Revision of the sophorolipid biosynthetic pathway in Starmerella bombicola based on new insights in the substrate profile of its lactone esterase.

BACKGROUND: Sophorolipids (SLs) are a class of natural, biodegradable surfactants that found their way as ingredients for environment friendly cleaning products, cosmetics and nanotechnological applications. Large-scale production relies on fermentations using the yeast Starmerella bombicola that naturally produces high titers of SLs from renewable resources. The resulting product is typically an extracellular mixture of acidic and lactonic congeners. Previously, we identified an esterase, termed Starmerella bombicola lactone esterase (SBLE), believed to act as an extracellular reverse lactonase to directly use acidic SLs as substrate. RESULTS: We here show based on newly available pure substrates, HPLC and mass spectrometric analysis, that the actual substrates of SBLE are in fact bola SLs, revealing that SBLE actually catalyzes an intramolecular transesterification reaction.

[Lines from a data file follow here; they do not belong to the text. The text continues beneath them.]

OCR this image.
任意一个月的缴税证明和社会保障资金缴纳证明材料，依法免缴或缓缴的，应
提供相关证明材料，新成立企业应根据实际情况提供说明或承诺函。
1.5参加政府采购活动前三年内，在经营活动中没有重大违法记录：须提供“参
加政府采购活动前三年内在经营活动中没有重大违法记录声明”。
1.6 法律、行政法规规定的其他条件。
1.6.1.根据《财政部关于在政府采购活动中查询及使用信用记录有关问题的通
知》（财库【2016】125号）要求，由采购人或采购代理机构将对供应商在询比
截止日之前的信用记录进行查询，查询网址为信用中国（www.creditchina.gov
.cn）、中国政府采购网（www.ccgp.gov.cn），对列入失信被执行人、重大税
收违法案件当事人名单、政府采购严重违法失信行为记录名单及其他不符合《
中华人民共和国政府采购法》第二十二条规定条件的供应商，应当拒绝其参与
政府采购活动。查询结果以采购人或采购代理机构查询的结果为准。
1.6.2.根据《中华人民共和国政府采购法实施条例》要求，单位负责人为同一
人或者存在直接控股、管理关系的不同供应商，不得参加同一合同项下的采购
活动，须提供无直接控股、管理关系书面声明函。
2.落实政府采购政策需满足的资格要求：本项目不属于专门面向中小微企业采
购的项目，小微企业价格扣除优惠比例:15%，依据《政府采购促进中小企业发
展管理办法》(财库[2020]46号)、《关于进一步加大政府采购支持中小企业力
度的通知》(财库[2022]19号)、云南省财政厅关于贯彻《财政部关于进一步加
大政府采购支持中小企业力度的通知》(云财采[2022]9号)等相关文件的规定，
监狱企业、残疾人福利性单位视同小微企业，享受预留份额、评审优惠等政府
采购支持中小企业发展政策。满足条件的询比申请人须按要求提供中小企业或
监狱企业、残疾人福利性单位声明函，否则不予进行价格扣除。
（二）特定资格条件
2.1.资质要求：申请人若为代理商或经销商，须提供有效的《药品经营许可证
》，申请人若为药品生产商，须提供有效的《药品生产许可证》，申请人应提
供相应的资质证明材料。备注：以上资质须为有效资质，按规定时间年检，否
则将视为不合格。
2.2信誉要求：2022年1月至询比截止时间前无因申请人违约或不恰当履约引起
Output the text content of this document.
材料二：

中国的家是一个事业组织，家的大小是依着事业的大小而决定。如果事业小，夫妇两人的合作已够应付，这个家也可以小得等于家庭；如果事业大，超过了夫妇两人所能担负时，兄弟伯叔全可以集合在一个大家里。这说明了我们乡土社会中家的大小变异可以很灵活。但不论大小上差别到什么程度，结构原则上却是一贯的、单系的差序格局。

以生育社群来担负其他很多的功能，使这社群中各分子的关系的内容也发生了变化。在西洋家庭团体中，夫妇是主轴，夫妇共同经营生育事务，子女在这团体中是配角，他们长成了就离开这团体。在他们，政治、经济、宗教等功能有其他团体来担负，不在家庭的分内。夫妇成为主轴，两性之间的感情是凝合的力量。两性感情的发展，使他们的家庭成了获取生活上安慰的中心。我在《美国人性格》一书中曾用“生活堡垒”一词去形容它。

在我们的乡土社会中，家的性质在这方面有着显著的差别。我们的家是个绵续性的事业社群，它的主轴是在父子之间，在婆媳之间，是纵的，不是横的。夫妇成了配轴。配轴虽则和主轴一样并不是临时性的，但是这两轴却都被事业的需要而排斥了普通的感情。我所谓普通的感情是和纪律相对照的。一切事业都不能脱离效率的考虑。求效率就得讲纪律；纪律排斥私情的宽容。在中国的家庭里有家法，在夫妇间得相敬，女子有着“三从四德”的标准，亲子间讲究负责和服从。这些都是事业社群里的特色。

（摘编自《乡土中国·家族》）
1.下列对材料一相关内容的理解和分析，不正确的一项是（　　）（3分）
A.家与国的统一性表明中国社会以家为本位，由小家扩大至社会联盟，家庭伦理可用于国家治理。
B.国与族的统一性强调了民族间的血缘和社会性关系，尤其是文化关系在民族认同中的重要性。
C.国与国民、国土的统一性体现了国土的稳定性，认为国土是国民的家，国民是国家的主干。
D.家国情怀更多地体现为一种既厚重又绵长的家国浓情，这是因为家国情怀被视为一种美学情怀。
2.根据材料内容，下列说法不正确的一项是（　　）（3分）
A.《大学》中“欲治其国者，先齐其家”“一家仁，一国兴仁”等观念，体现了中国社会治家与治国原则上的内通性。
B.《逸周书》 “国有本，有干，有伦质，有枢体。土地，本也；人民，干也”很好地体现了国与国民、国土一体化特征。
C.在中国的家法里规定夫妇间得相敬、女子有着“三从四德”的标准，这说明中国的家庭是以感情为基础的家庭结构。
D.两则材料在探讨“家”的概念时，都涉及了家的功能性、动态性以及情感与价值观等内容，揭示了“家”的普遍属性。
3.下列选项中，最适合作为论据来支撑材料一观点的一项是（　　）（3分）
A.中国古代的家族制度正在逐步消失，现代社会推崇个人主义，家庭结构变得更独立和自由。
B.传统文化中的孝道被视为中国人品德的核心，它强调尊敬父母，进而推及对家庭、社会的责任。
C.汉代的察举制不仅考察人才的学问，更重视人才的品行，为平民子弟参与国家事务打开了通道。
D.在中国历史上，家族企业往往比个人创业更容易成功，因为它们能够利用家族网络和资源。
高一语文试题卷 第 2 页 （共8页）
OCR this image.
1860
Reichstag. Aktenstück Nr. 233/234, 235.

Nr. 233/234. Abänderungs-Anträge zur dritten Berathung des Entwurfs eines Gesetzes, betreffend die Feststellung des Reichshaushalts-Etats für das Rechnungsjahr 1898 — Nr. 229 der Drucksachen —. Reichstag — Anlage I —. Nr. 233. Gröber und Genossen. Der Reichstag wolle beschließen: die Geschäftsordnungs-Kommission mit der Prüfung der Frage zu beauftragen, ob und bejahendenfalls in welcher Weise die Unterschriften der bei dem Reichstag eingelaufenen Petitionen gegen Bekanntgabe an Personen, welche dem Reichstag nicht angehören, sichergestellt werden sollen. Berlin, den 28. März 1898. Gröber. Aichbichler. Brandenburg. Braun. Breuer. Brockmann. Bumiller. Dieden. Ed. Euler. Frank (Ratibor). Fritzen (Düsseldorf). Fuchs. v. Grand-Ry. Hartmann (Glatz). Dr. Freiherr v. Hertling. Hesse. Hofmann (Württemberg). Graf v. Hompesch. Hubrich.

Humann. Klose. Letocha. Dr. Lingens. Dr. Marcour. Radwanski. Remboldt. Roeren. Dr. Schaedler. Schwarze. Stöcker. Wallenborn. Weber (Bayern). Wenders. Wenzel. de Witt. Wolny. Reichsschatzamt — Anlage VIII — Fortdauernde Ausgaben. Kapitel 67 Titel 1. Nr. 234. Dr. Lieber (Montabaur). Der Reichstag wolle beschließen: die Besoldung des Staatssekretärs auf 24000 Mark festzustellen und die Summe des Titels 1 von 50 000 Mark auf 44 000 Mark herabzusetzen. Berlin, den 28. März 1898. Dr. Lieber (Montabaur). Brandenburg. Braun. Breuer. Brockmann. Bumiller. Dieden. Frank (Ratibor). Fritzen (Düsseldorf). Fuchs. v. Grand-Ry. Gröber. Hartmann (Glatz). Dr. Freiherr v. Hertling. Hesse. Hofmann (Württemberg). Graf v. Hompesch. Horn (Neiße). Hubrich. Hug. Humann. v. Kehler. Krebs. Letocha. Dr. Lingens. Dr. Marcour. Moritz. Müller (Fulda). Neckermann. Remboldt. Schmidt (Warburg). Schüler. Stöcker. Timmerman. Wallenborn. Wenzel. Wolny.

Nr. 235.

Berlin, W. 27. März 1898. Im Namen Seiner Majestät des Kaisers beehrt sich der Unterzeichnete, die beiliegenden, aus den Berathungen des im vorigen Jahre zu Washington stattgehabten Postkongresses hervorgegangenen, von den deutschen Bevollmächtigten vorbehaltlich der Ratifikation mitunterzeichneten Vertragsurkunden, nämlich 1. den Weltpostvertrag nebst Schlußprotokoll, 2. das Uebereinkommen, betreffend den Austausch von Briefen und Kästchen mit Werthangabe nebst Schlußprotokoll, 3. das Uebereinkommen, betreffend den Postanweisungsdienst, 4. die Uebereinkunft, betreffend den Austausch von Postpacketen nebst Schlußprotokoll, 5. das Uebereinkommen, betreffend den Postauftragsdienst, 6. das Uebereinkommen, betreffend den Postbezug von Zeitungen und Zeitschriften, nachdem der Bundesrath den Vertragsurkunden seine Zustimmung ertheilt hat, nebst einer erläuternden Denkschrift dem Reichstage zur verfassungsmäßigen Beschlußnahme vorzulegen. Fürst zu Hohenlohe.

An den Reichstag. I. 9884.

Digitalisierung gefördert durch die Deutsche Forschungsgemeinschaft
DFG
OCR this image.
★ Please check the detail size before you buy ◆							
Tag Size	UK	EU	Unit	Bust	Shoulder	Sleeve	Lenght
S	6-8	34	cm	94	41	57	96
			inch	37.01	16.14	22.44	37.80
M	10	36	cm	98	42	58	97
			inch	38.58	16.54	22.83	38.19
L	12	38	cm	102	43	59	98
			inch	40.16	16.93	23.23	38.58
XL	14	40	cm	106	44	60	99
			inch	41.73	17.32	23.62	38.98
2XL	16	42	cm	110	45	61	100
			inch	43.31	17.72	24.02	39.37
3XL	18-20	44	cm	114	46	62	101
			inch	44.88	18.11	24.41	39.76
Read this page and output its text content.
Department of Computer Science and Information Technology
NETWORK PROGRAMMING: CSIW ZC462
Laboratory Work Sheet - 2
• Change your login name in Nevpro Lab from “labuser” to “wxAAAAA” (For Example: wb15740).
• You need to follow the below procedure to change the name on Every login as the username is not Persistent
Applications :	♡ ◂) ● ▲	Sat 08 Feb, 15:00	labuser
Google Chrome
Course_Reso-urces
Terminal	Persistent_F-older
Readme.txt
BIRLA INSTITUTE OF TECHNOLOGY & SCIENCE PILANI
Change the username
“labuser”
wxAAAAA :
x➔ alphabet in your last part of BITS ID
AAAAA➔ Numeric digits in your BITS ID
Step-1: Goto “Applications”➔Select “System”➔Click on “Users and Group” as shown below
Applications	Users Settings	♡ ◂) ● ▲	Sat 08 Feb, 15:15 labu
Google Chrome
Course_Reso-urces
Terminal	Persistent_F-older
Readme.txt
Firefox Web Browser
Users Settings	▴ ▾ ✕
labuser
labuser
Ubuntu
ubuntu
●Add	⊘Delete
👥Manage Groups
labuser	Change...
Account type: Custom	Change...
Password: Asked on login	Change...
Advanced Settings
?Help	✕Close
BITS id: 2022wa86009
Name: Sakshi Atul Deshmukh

Bola SLs contain a second sophorose attached to the fatty acyl group that acts as a leaving group during lactonization. CONCLUSIONS: The biosynthetic function by which the Starmerella bombicola 'lactone esterase' converts acidic SLs into lactonic SLs should be revised to a 'transesterase' where bola SL are the true intermediate. This insights paves the way for alternative engineering strategies to develop designer surfactants.